Option Trading is a type of security that can be bought or sold at a specified price within a specified period of time, in exchange for a non-refundable upfront deposit. An options contract offers the buyer the right to buy, not the obligation to buy at the specified price or date. Options help you profit from changes in share prices without putting down the full price of the share. You get control over the shares without buying them outright. They can also be used to protect yourself from fluctuations in the price of a share and letting you buy or sell the shares at a pre-determined price for a specified period of time.
Terms of Option Trading
The upfront payment made by the buyer to the seller to enjoy the privileges of an option contract.
Strike Price / Exercise Price:
The pre-decided price at which the asset can be bought or sold.
Strike Price Intervals:
These are the different strike prices at which an options contract can be traded. These are determined by the exchange on which the assets are traded. There are at least 11 strike prices declared for every type of option in a given month – 5 prices above the spot price, 5 prices below the spot price and one price equivalent to the spot price.
A future date on or before which the options contract can be executed. Options contracts have three different duration you can pick from:
- Near month (1 month)
- Middle Month (2 months)
- Far Month (3 months)
*Note: Long terms options are available for Nifty index. Futures & Options contracts expire on the last Thursday of the respective months, after that they are considered void.
Lot size refers to a fixed number of units of the asset that form part of a single Future and Option (F&O) contract. Lot size are different for each stock and is decided by the exchange on which the stock is traded. E.g. F&O contract for Bank Nifty have a lot size of 40 shares per contract.
Open Interest refers to the total number of outstanding positions on a particular options contract across all participants in the market at any given point of time.
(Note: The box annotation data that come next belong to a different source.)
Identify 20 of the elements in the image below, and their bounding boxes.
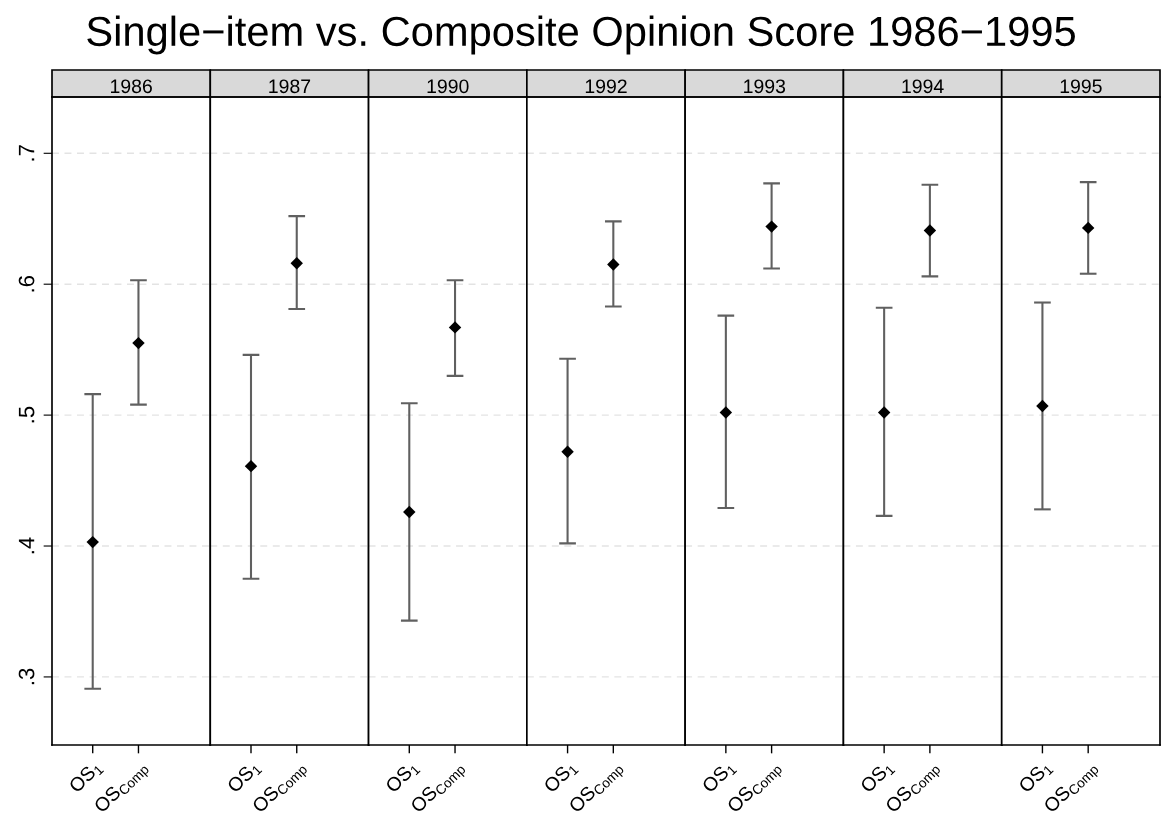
x-tick-label: OS$_{1}$ (226, 759, 263, 796)
y-tick-label: .7 (18, 145, 35, 161)
x-tick-label: OS$_{1}$ (701, 759, 738, 796)
chart-subtitle: 1992 (585, 79, 627, 94)
chart-subtitle: 1990 (427, 79, 469, 94)
chart-subtitle: 1986 (111, 79, 152, 94)
x-tick-label: OS$_{1}$ (384, 759, 421, 796)
chart-subtitle: 1987 (269, 79, 311, 94)
chart-subtitle: 1994 (902, 79, 944, 94)
x-tick-label: OS$_{1}$ (859, 759, 896, 796)
x-tick-label: OS$_{1}$ (1017, 759, 1054, 796)
chart-subtitle: 1995 (1060, 79, 1102, 94)
y-tick-label: .6 (18, 275, 35, 292)
x-tick-label: OS$_{1}$ (67, 759, 104, 796)
x-tick-label: OS$_{1}$ (542, 759, 579, 796)
chart-title: Single−item vs. Composite Opinion Score 1986−1995 (87, 15, 1075, 55)
y-tick-label: .5 (18, 406, 35, 423)
chart-subtitle: 1993 (744, 79, 786, 94)
y-tick-label: .4 (18, 537, 35, 554)
y-tick-label: .3 (18, 668, 35, 685)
Open Interest becomes nil past the expiration date for a particular contract.
American and European Option:
The terms ‘American’ and ‘European’ refer to the type of asset in an options contract and when it can be executed.
American options are Options that can be executed at any time on or before their expiration date. European options are Options that can only be executed on the expiration date.
*Note: In Indian Market only European type of options are available for trading.
Types Of Option Trading
As described earlier, Options are of two types, the Call Option and the Put Option.
The Call Option gives the holder of the option the right to buy a particular asset at the strike price on or before the expiration date in return for a premium paid upfront to the seller. Call options usually become more valuable as the value of the underlying asset increases. A call option buyer can also be an put option seller.
The Put Option gives the holder the right to sell a particular asset at the strike price anytime on or before the expiration date in return for a premium paid up front. Since you can sell a stock at any given point of time, if the spot price of a stock falls during the contract period, the holder is protected from this fall in price by the strike price that is pre-set. This explains why put options become more valuable when the price of the underlying stock falls. A put option seller can also be an call option buyer.